Apenas 10% dos cânceres de mama são de origem hereditária -o restante está ligado a fatores ambientais. Os genes BRCA 1 e BRCA 2 (que também pode ser detectado no teste) estão relacionados a um terço desses tumores -outros genes são mais raros.
"O teste feito no embrião não livra a menina de vir a ter câncer de mama ou de ovário. Ela simplesmente passa a ter o mesmo risco que qualquer mulher da população", afirma o geneticista Salmo Raskin, presidente da Sociedade Brasileira de Genética Médica.
Segundo Raskin, o uso do teste genético para câncer também suscita outro questionamento: seria ético descartar um embrião apenas pela predisposição de um dia ter um câncer? "Em média 30% das pessoas com essa mutação genética serão indivíduos saudáveis."
O ginecologista Arnaldo Cambiaghi, especialista em reprodução assistida, levanta outra questão. "Será que daqui a 30 anos esses embriões que carregam o gene [BRCA 1] não poderão ser tratados em vez de, antemão, tirar-lhes a possibilidade de viver?"
Hoje, mulheres com essa mutação são monitoradas pelos médicos e, entre as alternativas, está a mastectomia (retirada das mamas) preventiva.
Não há legislação no Brasil que regulamente em que casos os testes genéticos podem ser aplicados na reprodução assistida. Uma resolução do CFM (Conselho Federal de Medicina), que trata da área da fertilização in vitro, considera éticas intervenções que tenham como finalidade avaliar a viabilidade do embrião ou detectar doenças hereditárias. Nas clínicas de reprodução assistida, o custo do PGD é em torno de R$ 1.500 por cada embrião analisado.
"Se a ciência permite esse avanço, de fazer o diagnóstico de doenças incompatíveis com a vida ou de doenças graves que causam sofrimento ou diminuição de sobrevida, não há razão para não fazer uso dela", avalia o médico Reinaldo Ayer de Oliveira, do comitê de bioética do Cremesp (Conselho Regional de Medicina do Estado de São Paulo).
Na sua opinião, ainda que o teste genético só vá beneficiar um terço dos portadores de câncer de mama hereditário e também pode levar ao descarte embriões que não desenvolverão a doença, sua utilização é válida, caso seja essa a vontade do casal.
O ginecologista Thomaz Gollop, professor livre-docente em genética humana pela USP, também concorda com essa tese. "Cada pessoa sabe o que vai levar nas costas.

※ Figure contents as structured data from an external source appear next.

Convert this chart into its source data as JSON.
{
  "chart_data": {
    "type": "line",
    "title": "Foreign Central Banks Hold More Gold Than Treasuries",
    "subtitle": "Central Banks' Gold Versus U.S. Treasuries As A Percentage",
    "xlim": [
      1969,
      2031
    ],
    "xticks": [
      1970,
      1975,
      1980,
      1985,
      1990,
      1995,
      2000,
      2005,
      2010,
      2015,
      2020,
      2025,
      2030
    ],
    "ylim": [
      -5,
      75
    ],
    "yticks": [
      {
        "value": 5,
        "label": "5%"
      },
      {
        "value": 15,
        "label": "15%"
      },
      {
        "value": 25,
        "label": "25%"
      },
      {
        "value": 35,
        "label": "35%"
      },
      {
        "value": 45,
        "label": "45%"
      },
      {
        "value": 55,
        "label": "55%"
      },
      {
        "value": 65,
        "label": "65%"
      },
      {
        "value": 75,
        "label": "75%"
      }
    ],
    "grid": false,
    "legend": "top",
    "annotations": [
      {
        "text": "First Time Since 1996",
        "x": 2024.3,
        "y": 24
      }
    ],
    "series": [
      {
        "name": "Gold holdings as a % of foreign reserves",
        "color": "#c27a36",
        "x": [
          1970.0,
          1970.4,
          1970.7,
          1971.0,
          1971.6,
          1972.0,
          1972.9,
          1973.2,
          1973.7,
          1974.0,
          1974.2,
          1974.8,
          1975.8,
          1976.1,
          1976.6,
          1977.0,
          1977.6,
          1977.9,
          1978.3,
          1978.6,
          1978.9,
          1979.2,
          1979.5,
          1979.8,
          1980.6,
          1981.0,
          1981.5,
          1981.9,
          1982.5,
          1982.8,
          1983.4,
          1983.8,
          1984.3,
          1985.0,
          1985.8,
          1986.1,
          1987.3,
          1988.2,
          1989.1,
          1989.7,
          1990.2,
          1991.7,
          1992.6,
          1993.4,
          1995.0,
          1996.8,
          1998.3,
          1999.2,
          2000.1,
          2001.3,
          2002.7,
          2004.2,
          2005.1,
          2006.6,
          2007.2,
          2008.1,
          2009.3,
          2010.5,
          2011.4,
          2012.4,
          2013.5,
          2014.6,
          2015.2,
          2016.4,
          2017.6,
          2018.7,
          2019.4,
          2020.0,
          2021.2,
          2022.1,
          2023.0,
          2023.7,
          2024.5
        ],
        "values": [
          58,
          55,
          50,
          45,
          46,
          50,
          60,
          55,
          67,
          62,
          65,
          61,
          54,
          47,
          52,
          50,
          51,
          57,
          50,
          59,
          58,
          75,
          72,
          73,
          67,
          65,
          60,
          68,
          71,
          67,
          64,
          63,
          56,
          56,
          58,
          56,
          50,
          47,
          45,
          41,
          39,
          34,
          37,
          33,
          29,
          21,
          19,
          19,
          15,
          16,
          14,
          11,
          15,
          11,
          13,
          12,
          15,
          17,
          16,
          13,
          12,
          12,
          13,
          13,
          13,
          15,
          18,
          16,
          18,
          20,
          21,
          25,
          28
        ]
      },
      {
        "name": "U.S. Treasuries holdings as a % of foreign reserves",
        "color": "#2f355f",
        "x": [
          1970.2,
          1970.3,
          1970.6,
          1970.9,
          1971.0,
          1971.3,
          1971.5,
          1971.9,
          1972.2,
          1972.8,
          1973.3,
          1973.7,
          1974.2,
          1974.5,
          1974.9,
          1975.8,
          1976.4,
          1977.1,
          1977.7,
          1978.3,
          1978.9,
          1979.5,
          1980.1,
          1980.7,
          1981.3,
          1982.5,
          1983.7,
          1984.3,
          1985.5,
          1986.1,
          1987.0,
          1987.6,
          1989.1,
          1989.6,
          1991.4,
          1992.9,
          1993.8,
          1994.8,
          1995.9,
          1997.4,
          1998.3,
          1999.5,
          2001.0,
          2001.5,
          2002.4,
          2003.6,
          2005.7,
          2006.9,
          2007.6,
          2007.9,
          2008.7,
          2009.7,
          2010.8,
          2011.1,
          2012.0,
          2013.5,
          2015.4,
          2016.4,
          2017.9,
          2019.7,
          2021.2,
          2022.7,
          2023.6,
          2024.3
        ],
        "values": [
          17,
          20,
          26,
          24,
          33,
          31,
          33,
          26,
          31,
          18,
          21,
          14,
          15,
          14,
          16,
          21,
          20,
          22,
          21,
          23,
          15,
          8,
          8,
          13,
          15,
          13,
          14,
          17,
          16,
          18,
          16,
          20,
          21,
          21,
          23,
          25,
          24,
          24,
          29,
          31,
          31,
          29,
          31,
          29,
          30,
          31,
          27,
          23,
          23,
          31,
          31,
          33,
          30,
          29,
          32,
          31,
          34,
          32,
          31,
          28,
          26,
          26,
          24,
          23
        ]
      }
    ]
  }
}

Ninguém gostaria de ver uma filha fazendo mastectomia ou retirando os ovários aos 30 anos de idade."
Segundo Gollop, como no processo de reprodução assistida são produzidos vários embriões, a escolha de um ou mais que não carregam genes com mutações acaba sendo a melhor opção para o casal.

Legado
Em entrevista à rede britânica BBC, o especialista em fertilidade Paul Serhal, diretor da unidade de reprodução assistida do hospital University College, que acompanhou a seleção dos embriões e a gravidez da mulher britânica, disse que o grande legado do nascimento "é a erradicação da transmissão dessa forma de câncer, que fez essa família sofrer por gerações". A identidade dos pais da criança não foi divulgada.
Cerca de mil bebês nasceram até agora no mundo após passarem -enquanto embriões- por esse método de seleção genética para a detecção de outras doenças, como a fibrose cística, a doença de Huntington e a Síndrome do X Frágil.
Esse tipo de procedimento está proibido na Alemanha, Áustria, Itália e Suíça. É autorizado nos EUA, na Bélgica, Dinamarca, Espanha e no Reino Unido. Na França é permitido apenas para detectar uma doença genética incurável, como a miopatia ou a mucoviscidose. Em 2006, o Reino Unido ampliou a possibilidade de recorrer ao diagnóstico, acrescentando a mutação genética BRCA 1.